Pat O’Bryan recently wrote about some lessons Billy taught him during a photo session. There were several good points, but the one that struck a nerve with me was near the end:
He’s…created a persona. The Billy we hung out with during the photo shoot was all business. No BS at all. But, when he’s being interviewed, Billy falls into character, and that character has been consistent for over 40 years.
Billy Gibbons has created a public Billy Gibbons who is not exactly the same as the private Billy Gibbons. He has built that public persona into a brand that is instantly identifiable.
Pat says that he may fall short in this area himself, that he is “the same guy all the time, whether it’s speaking to hundreds of people at a seminar or sharing a beer with my buddies at the American Legion Hall in Terlingua.” And that has, by his own admission, probably cost him money.
There is a lot of emphasis put on being real and being yourself, and that is important. But with a caveat. Your public face needs to be a revved-up version of yourself.
I think of it this way: When I am presenting a workshop to a roomful of people, or even speaking one-on-one with a client or doing an interview, I need to be “on.” I have to be High-Energy Cathy. The information I present is what I truly believe is most valuable to my audience, whether that audience is thousands of people or just one. The opinions I express are my own. I am presenting one aspect of my real self.
You do not have to be phony to have a public persona. The difference between Cathy and High-Energy Cathy is one of style, not substance. I believe that I have an obligation to my audience to keep them interested and engaged, so I turn in to High-Energy Cathy to do so.
The point about Billy Gibbons and his persona is more than just how he acts in public vs. in private. When you think of Billy Gibbons, a fully-formed character pops into your mind. First you probably think of the look: The beard, the hat, the “sharp-dressed man.” You also think of guitars and hot rods. There is an edge, an element of danger. It is evident in the character he plays on Bones—a character clearly based on Billy Gibbons, rock star.

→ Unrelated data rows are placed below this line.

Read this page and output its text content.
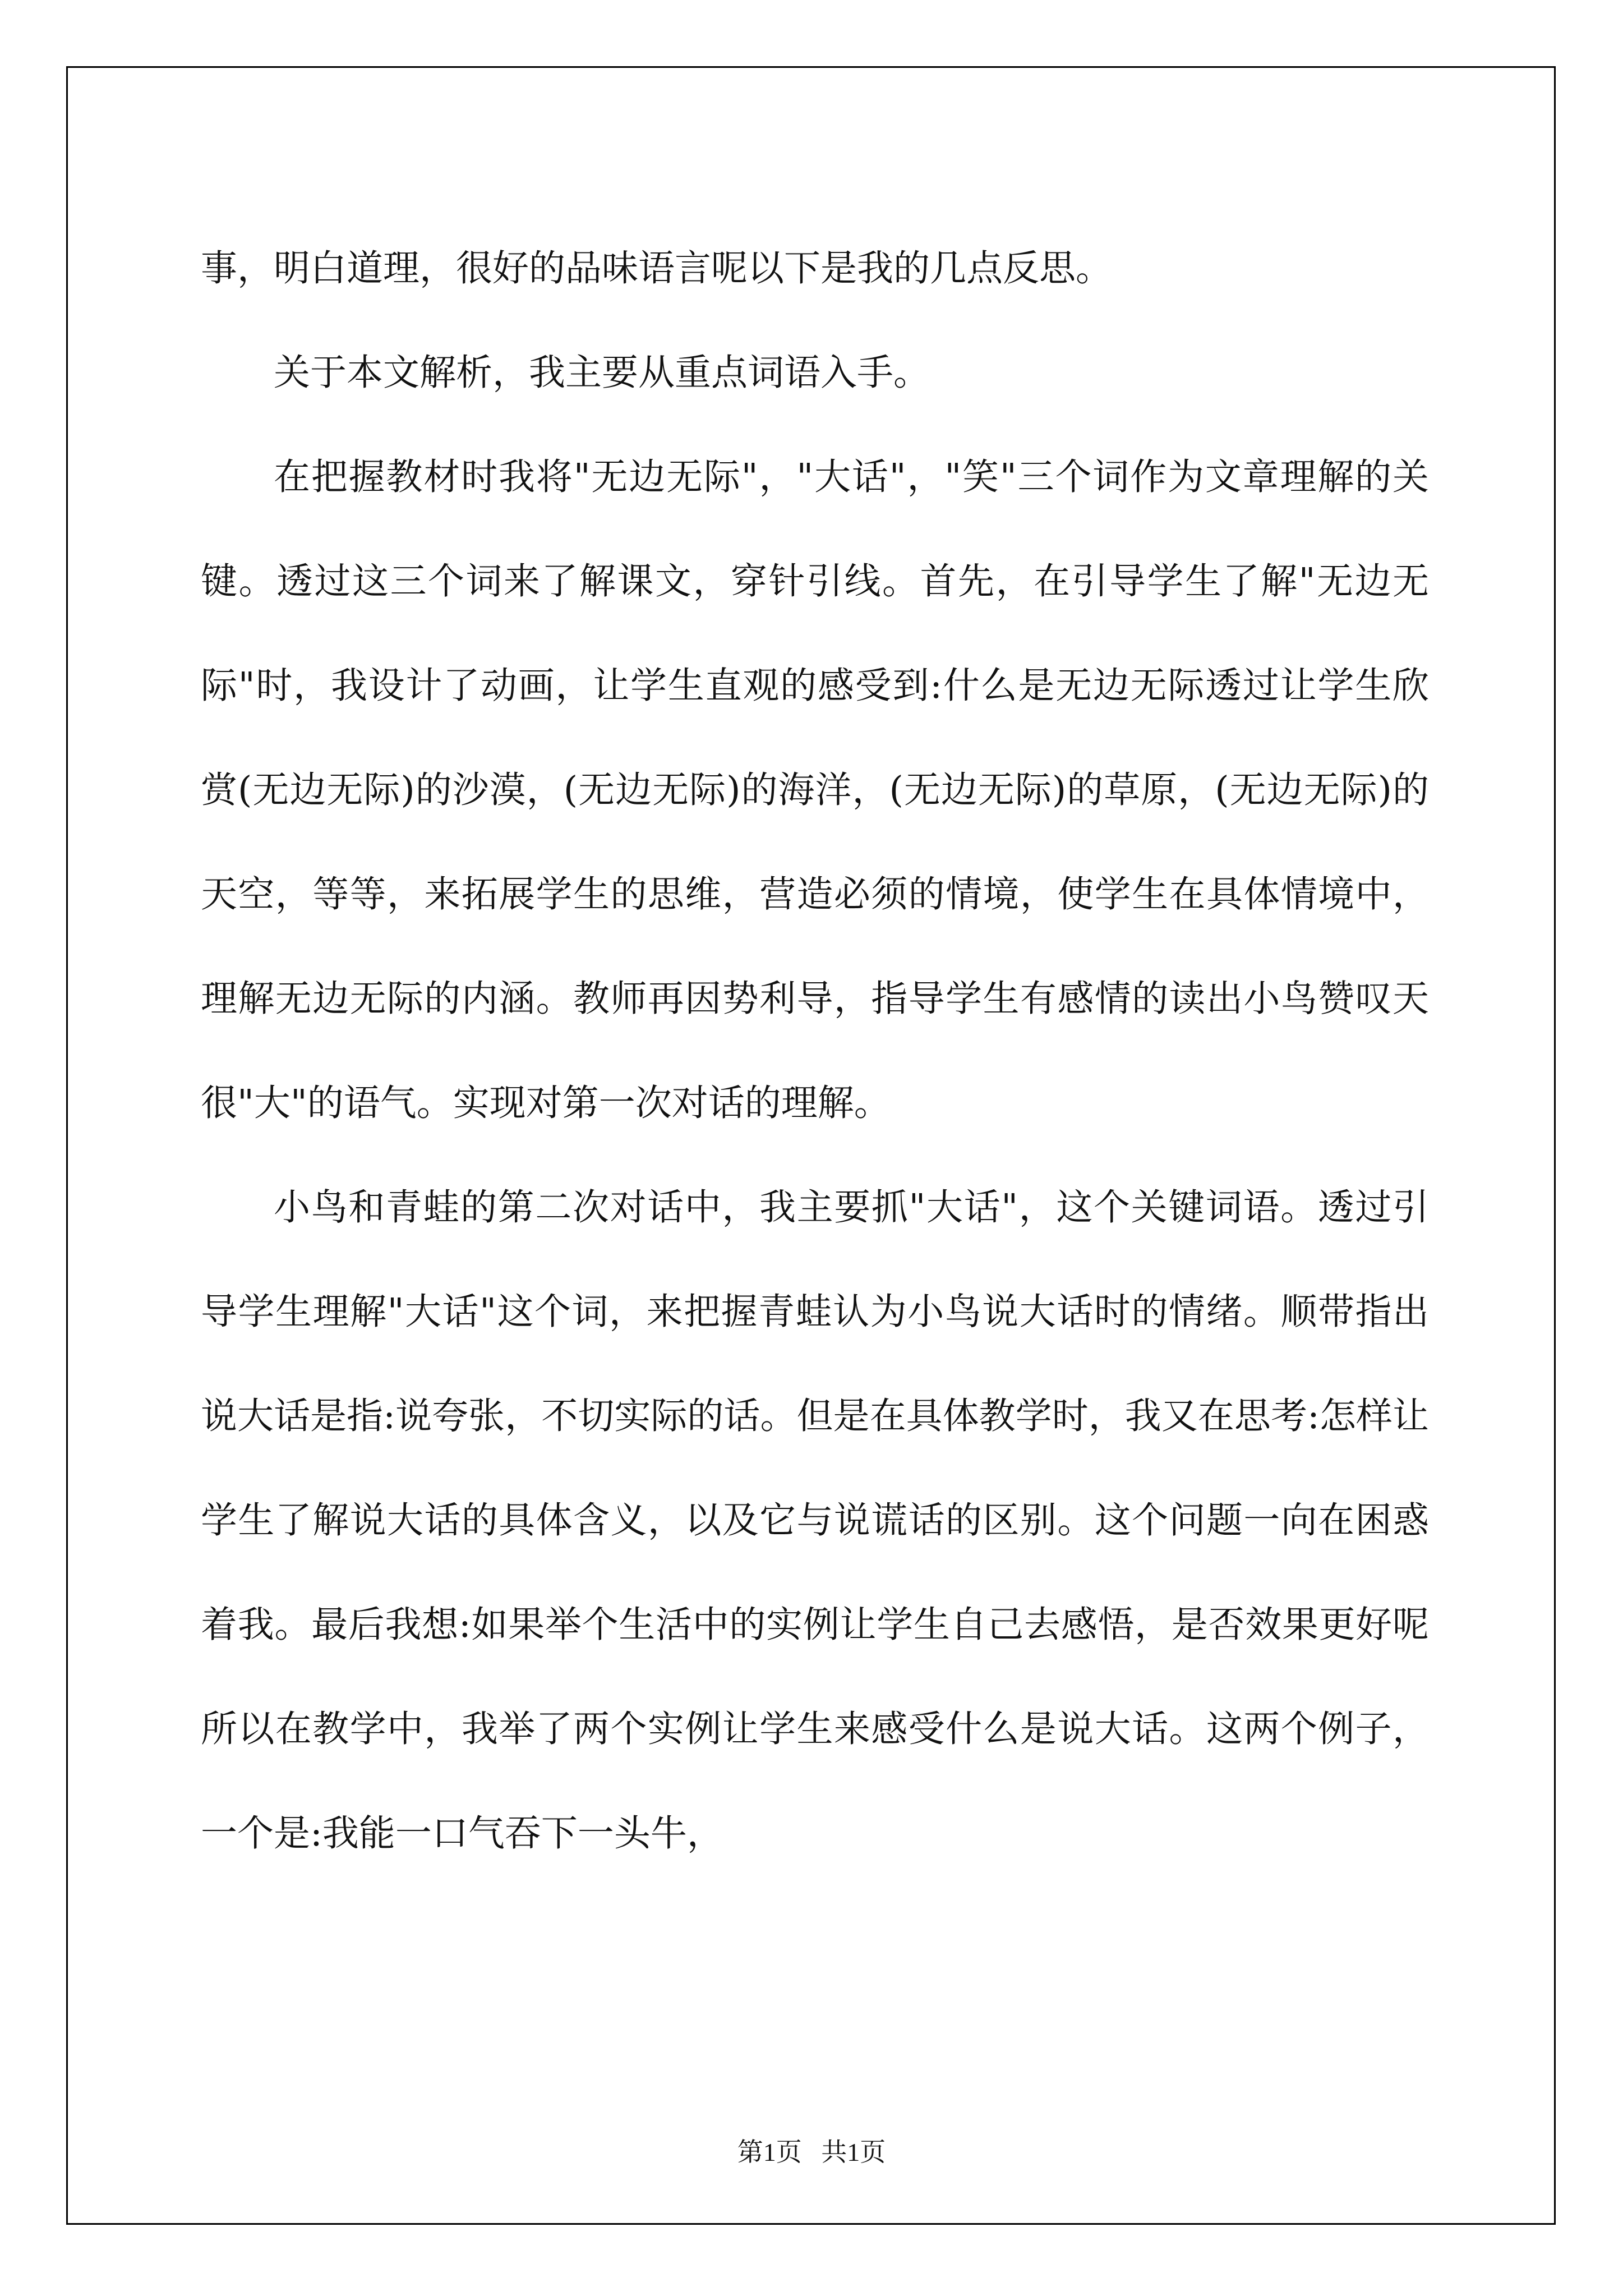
事，明白道理，很好的品味语言呢以下是我的几点反思。

关于本文解析，我主要从重点词语入手。

在把握教材时我将"无边无际"，"大话"，"笑"三个词作为文章理解的关键。透过这三个词来了解课文，穿针引线。首先，在引导学生了解"无边无际"时，我设计了动画，让学生直观的感受到:什么是无边无际透过让学生欣赏(无边无际)的沙漠，(无边无际)的海洋，(无边无际)的草原，(无边无际)的天空，等等，来拓展学生的思维，营造必须的情境，使学生在具体情境中，理解无边无际的内涵。教师再因势利导，指导学生有感情的读出小鸟赞叹天很"大"的语气。实现对第一次对话的理解。

小鸟和青蛙的第二次对话中，我主要抓"大话"，这个关键词语。透过引导学生理解"大话"这个词，来把握青蛙认为小鸟说大话时的情绪。顺带指出说大话是指:说夸张，不切实际的话。但是在具体教学时，我又在思考:怎样让学生了解说大话的具体含义，以及它与说谎话的区别。这个问题一向在困惑着我。最后我想:如果举个生活中的实例让学生自己去感悟，是否效果更好呢所以在教学中，我举了两个实例让学生来感受什么是说大话。这两个例子，一个是:我能一口气吞下一头牛，

第1页   共1页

Billy Gibbons has created a Billy Gibbons brand. You know right away what you are getting. This persona contains elements of the real Billy, but the two are not exactly the same. You might think of Billy Gibbons, Rock Star as the larger-than-life version of Billy Gibbons. As the times have changed, elements of Billy’s brand have changed and evolved without losing the essence of Billy.
Can you do this in your business? I have been thinking about this a lot lately. My business has changed a lot over the years, and my brand has been lost in translation. My business is still successful, but nowhere near as successful as it could be with a strong brand identity.
Branding is not phony. Customers can spot a phony a mile away, right? We have all seen and recognized phony-baloney marketing that doesn’t pass the smell test. Something about it just didn’t seem right. The pieces didn’t fit together.
Customers hate dishonesty. Your brand can be genuine and honest while also being larger-than-life. Like Billy Gibbons.